As most artists know, inspiration is a grievously fickle thing. When present, it can imbue a painting with vitality and relevance; once it departs, the piece becomes as mundane and irritating a reminder as, for example, the bathroom sink that needs to be bleached out.
When this happens, the artist faces a crisis like that of a doctor: the patient is languishing on the operating table; is there any way of reviving it? It’s too easy to abandon the project, now that the connection with the painting has been broken. And too often, rekindling an interest feels like starting a fire with nothing but two fingers.
My painting “died” the other day, so I picked up an old issue of Art in America to find an artist whose work attracts me. Without having to look further than the inside front cover, I discovered Jean-Pierre Riopelle, a Canadian painter who used a gestural “all-over” approach, while maintaining an elegant formal organization to his paintings.

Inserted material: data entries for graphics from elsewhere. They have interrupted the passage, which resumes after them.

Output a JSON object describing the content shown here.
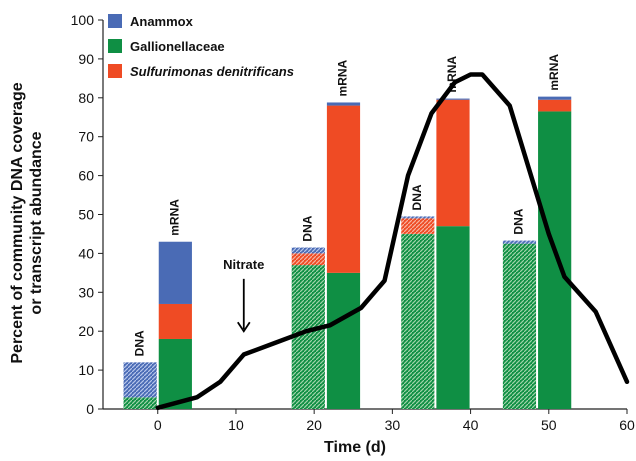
{
  "chart_data": {
    "type": "bar",
    "xlabel": "Time (d)",
    "ylabel": [
      "Percent of community DNA coverage",
      "or transcript abundance"
    ],
    "xlim": [
      -7,
      60
    ],
    "ylim": [
      0,
      100
    ],
    "xticks": [
      0,
      10,
      20,
      30,
      40,
      50,
      60
    ],
    "yticks": [
      0,
      10,
      20,
      30,
      40,
      50,
      60,
      70,
      80,
      90,
      100
    ],
    "legend_position": "top-left",
    "series": [
      {
        "name": "Anammox",
        "color": "#4a6bb5"
      },
      {
        "name": "Gallionellaceae",
        "color": "#0f8f44"
      },
      {
        "name": "Sulfurimonas denitrificans",
        "color": "#ef4b24",
        "italic": true
      }
    ],
    "bars": [
      {
        "label": "DNA",
        "x_start": -4.5,
        "x_end": 0,
        "type": "DNA",
        "Gallionellaceae": 3,
        "Sulfurimonas denitrificans": 0,
        "Anammox": 9
      },
      {
        "label": "mRNA",
        "x_start": 0,
        "x_end": 4.5,
        "type": "mRNA",
        "Gallionellaceae": 18,
        "Sulfurimonas denitrificans": 9,
        "Anammox": 16
      },
      {
        "label": "DNA",
        "x_start": 17,
        "x_end": 21.5,
        "type": "DNA",
        "Gallionellaceae": 37,
        "Sulfurimonas denitrificans": 3,
        "Anammox": 1.5
      },
      {
        "label": "mRNA",
        "x_start": 21.5,
        "x_end": 26,
        "type": "mRNA",
        "Gallionellaceae": 35,
        "Sulfurimonas denitrificans": 43,
        "Anammox": 0.8
      },
      {
        "label": "DNA",
        "x_start": 31,
        "x_end": 35.5,
        "type": "DNA",
        "Gallionellaceae": 45,
        "Sulfurimonas denitrificans": 4,
        "Anammox": 0.5
      },
      {
        "label": "mRNA",
        "x_start": 35.5,
        "x_end": 40,
        "type": "mRNA",
        "Gallionellaceae": 47,
        "Sulfurimonas denitrificans": 32.5,
        "Anammox": 0.3
      },
      {
        "label": "DNA",
        "x_start": 44,
        "x_end": 48.5,
        "type": "DNA",
        "Gallionellaceae": 42.5,
        "Sulfurimonas denitrificans": 0,
        "Anammox": 0.8
      },
      {
        "label": "mRNA",
        "x_start": 48.5,
        "x_end": 53,
        "type": "mRNA",
        "Gallionellaceae": 76.5,
        "Sulfurimonas denitrificans": 3,
        "Anammox": 0.8
      }
    ],
    "curve": {
      "x": [
        0,
        5,
        8,
        11,
        15,
        19,
        22,
        26,
        29,
        32,
        35,
        38,
        40,
        41.5,
        45,
        50,
        52,
        56,
        60
      ],
      "y": [
        0.3,
        3,
        7,
        14,
        17,
        20,
        21.5,
        26,
        33,
        60,
        76,
        84,
        86,
        86,
        78,
        45,
        34,
        25,
        7
      ]
    },
    "annotations": [
      {
        "text": "Nitrate",
        "x": 11,
        "arrow_from": 35,
        "arrow_to": 20
      }
    ]
  }
}
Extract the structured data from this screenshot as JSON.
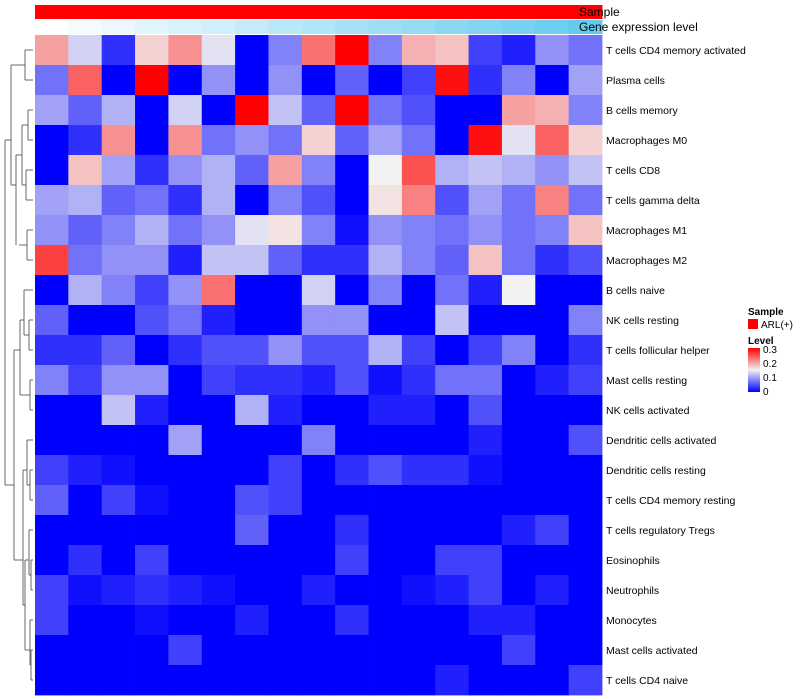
{
  "chart_data": {
    "type": "heatmap",
    "annotations": {
      "sample_label": "Sample",
      "gene_expression_label": "Gene expression level",
      "sample_color": "#ff0000",
      "gene_expression_values": [
        0.0,
        0.06,
        0.12,
        0.18,
        0.24,
        0.3,
        0.36,
        0.42,
        0.48,
        0.54,
        0.6,
        0.66,
        0.72,
        0.78,
        0.84,
        0.9,
        0.96,
        1.0
      ]
    },
    "rows": [
      "T cells CD4 memory activated",
      "Plasma cells",
      "B cells memory",
      "Macrophages M0",
      "T cells CD8",
      "T cells gamma delta",
      "Macrophages M1",
      "Macrophages M2",
      "B cells naive",
      "NK cells resting",
      "T cells follicular helper",
      "Mast cells resting",
      "NK cells activated",
      "Dendritic cells activated",
      "Dendritic cells resting",
      "T cells CD4 memory resting",
      "T cells regulatory  Tregs",
      "Eosinophils",
      "Neutrophils",
      "Monocytes",
      "Mast cells activated",
      "T cells CD4 naive"
    ],
    "num_columns": 17,
    "values": [
      [
        0.2,
        0.13,
        0.03,
        0.17,
        0.21,
        0.14,
        0.0,
        0.08,
        0.23,
        0.3,
        0.08,
        0.19,
        0.18,
        0.04,
        0.02,
        0.09,
        0.07
      ],
      [
        0.07,
        0.24,
        0.0,
        0.3,
        0.0,
        0.09,
        0.0,
        0.09,
        0.0,
        0.06,
        0.0,
        0.04,
        0.29,
        0.03,
        0.08,
        0.0,
        0.1
      ],
      [
        0.1,
        0.06,
        0.11,
        0.0,
        0.13,
        0.0,
        0.3,
        0.12,
        0.06,
        0.3,
        0.07,
        0.05,
        0.0,
        0.0,
        0.2,
        0.19,
        0.08
      ],
      [
        0.0,
        0.03,
        0.21,
        0.0,
        0.21,
        0.07,
        0.09,
        0.07,
        0.17,
        0.06,
        0.1,
        0.07,
        0.0,
        0.29,
        0.14,
        0.24,
        0.17
      ],
      [
        0.0,
        0.18,
        0.1,
        0.03,
        0.09,
        0.11,
        0.06,
        0.2,
        0.08,
        0.0,
        0.15,
        0.25,
        0.11,
        0.12,
        0.11,
        0.09,
        0.12
      ],
      [
        0.1,
        0.11,
        0.06,
        0.07,
        0.03,
        0.11,
        0.0,
        0.08,
        0.05,
        0.0,
        0.16,
        0.22,
        0.05,
        0.1,
        0.07,
        0.22,
        0.07
      ],
      [
        0.09,
        0.06,
        0.08,
        0.11,
        0.07,
        0.09,
        0.14,
        0.16,
        0.08,
        0.01,
        0.09,
        0.08,
        0.07,
        0.09,
        0.07,
        0.08,
        0.18
      ],
      [
        0.26,
        0.07,
        0.09,
        0.09,
        0.02,
        0.12,
        0.12,
        0.06,
        0.03,
        0.03,
        0.11,
        0.08,
        0.06,
        0.18,
        0.07,
        0.03,
        0.05
      ],
      [
        0.0,
        0.11,
        0.08,
        0.04,
        0.09,
        0.23,
        0.0,
        0.0,
        0.13,
        0.0,
        0.08,
        0.0,
        0.07,
        0.02,
        0.15,
        0.0,
        0.0
      ],
      [
        0.06,
        0.0,
        0.0,
        0.05,
        0.07,
        0.02,
        0.0,
        0.0,
        0.09,
        0.09,
        0.0,
        0.0,
        0.12,
        0.0,
        0.0,
        0.0,
        0.08
      ],
      [
        0.03,
        0.03,
        0.06,
        0.0,
        0.03,
        0.05,
        0.05,
        0.09,
        0.05,
        0.05,
        0.11,
        0.04,
        0.0,
        0.04,
        0.08,
        0.0,
        0.03
      ],
      [
        0.08,
        0.04,
        0.09,
        0.09,
        0.0,
        0.04,
        0.03,
        0.03,
        0.02,
        0.05,
        0.01,
        0.03,
        0.07,
        0.07,
        0.0,
        0.02,
        0.04
      ],
      [
        0.0,
        0.0,
        0.12,
        0.02,
        0.0,
        0.0,
        0.11,
        0.02,
        0.0,
        0.0,
        0.02,
        0.02,
        0.0,
        0.05,
        0.0,
        0.0,
        0.0
      ],
      [
        0.0,
        0.0,
        0.0,
        0.0,
        0.1,
        0.0,
        0.0,
        0.0,
        0.08,
        0.0,
        0.0,
        0.0,
        0.0,
        0.02,
        0.0,
        0.0,
        0.05
      ],
      [
        0.04,
        0.02,
        0.01,
        0.0,
        0.0,
        0.0,
        0.0,
        0.04,
        0.0,
        0.03,
        0.05,
        0.03,
        0.03,
        0.01,
        0.0,
        0.0,
        0.0
      ],
      [
        0.06,
        0.0,
        0.04,
        0.01,
        0.0,
        0.0,
        0.05,
        0.04,
        0.0,
        0.0,
        0.0,
        0.0,
        0.0,
        0.0,
        0.0,
        0.0,
        0.0
      ],
      [
        0.0,
        0.0,
        0.0,
        0.0,
        0.0,
        0.0,
        0.06,
        0.0,
        0.0,
        0.03,
        0.0,
        0.0,
        0.0,
        0.0,
        0.02,
        0.04,
        0.0
      ],
      [
        0.0,
        0.03,
        0.0,
        0.04,
        0.0,
        0.0,
        0.0,
        0.0,
        0.0,
        0.04,
        0.0,
        0.0,
        0.04,
        0.04,
        0.0,
        0.0,
        0.0
      ],
      [
        0.04,
        0.01,
        0.02,
        0.03,
        0.02,
        0.01,
        0.0,
        0.0,
        0.02,
        0.0,
        0.0,
        0.01,
        0.02,
        0.04,
        0.0,
        0.02,
        0.0
      ],
      [
        0.04,
        0.0,
        0.0,
        0.01,
        0.0,
        0.0,
        0.02,
        0.0,
        0.0,
        0.03,
        0.0,
        0.0,
        0.0,
        0.02,
        0.02,
        0.0,
        0.0
      ],
      [
        0.0,
        0.0,
        0.0,
        0.0,
        0.04,
        0.0,
        0.0,
        0.0,
        0.0,
        0.0,
        0.0,
        0.0,
        0.0,
        0.0,
        0.04,
        0.0,
        0.0
      ],
      [
        0.0,
        0.0,
        0.0,
        0.0,
        0.0,
        0.0,
        0.0,
        0.0,
        0.0,
        0.0,
        0.0,
        0.0,
        0.02,
        0.0,
        0.0,
        0.0,
        0.04
      ]
    ],
    "color_scale": {
      "min": 0,
      "max": 0.3,
      "low_color": "#0000ff",
      "mid_color": "#f2f2f2",
      "high_color": "#ff0000"
    },
    "legend": {
      "sample_title": "Sample",
      "sample_entry": "ARL(+)",
      "level_title": "Level",
      "level_ticks": [
        "0.3",
        "0.2",
        "0.1",
        "0"
      ]
    }
  }
}
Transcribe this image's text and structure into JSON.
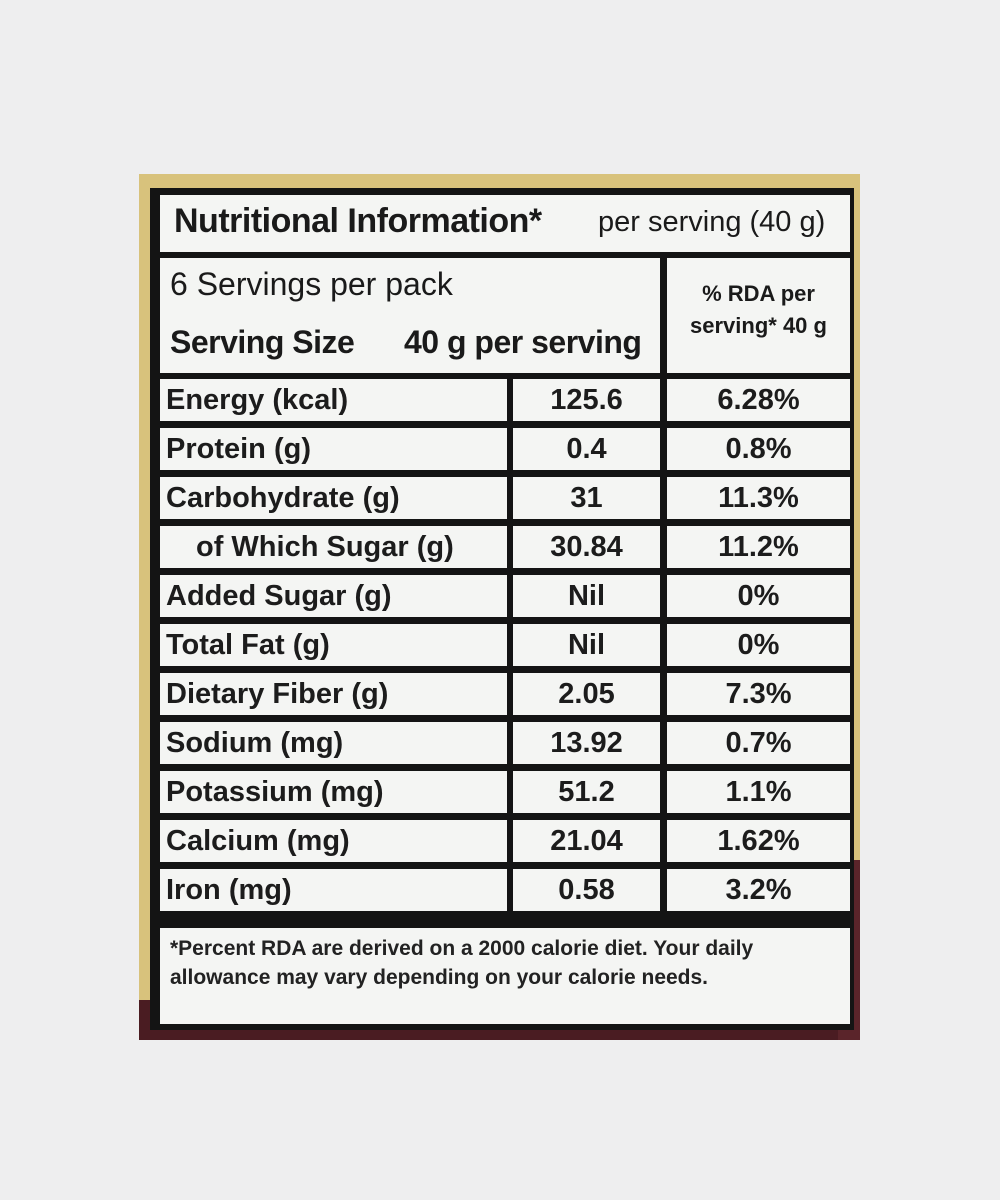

Crowded with complicated, overlapping forms, the paintings reflect strife and aggression at first glance. Riopelle’s technique varies: sometimes he drags long paths through the paint, and other times he chips and pushes away at it with short, feverish strokes of the palette knife. The latter technique yields an effect like that of a closeup of crystals in a microfiched sheet of rock. The myriad facets of seemingly solid narratives are brought forth in stunning, rainbow-hued array. In this sense, Riopelle’s canvases aptly express the kaleidoscopic chaos of a rapidly modernizing world.
In spite of their sense of entanglement and conflict, these paintings have an undeniable celebration of richness—of the medium as well as the entire, splintered prism of modernity itself.
The ambivalence in Riopelle’s paintings points to a question that every individual faces: will you forsake the world or will you embrace it in all its wounded glory? Likewise, the question of abandoning a painting or returning to it is a crucial decision that an artist faces every day.
I loooooooove this- the painting and your reference to the doctor/ patient relationship. I might even argue that the roles are easily reversed, the artist waiting helplessly on the table at times, trying to be healed or “found’ by inspiration.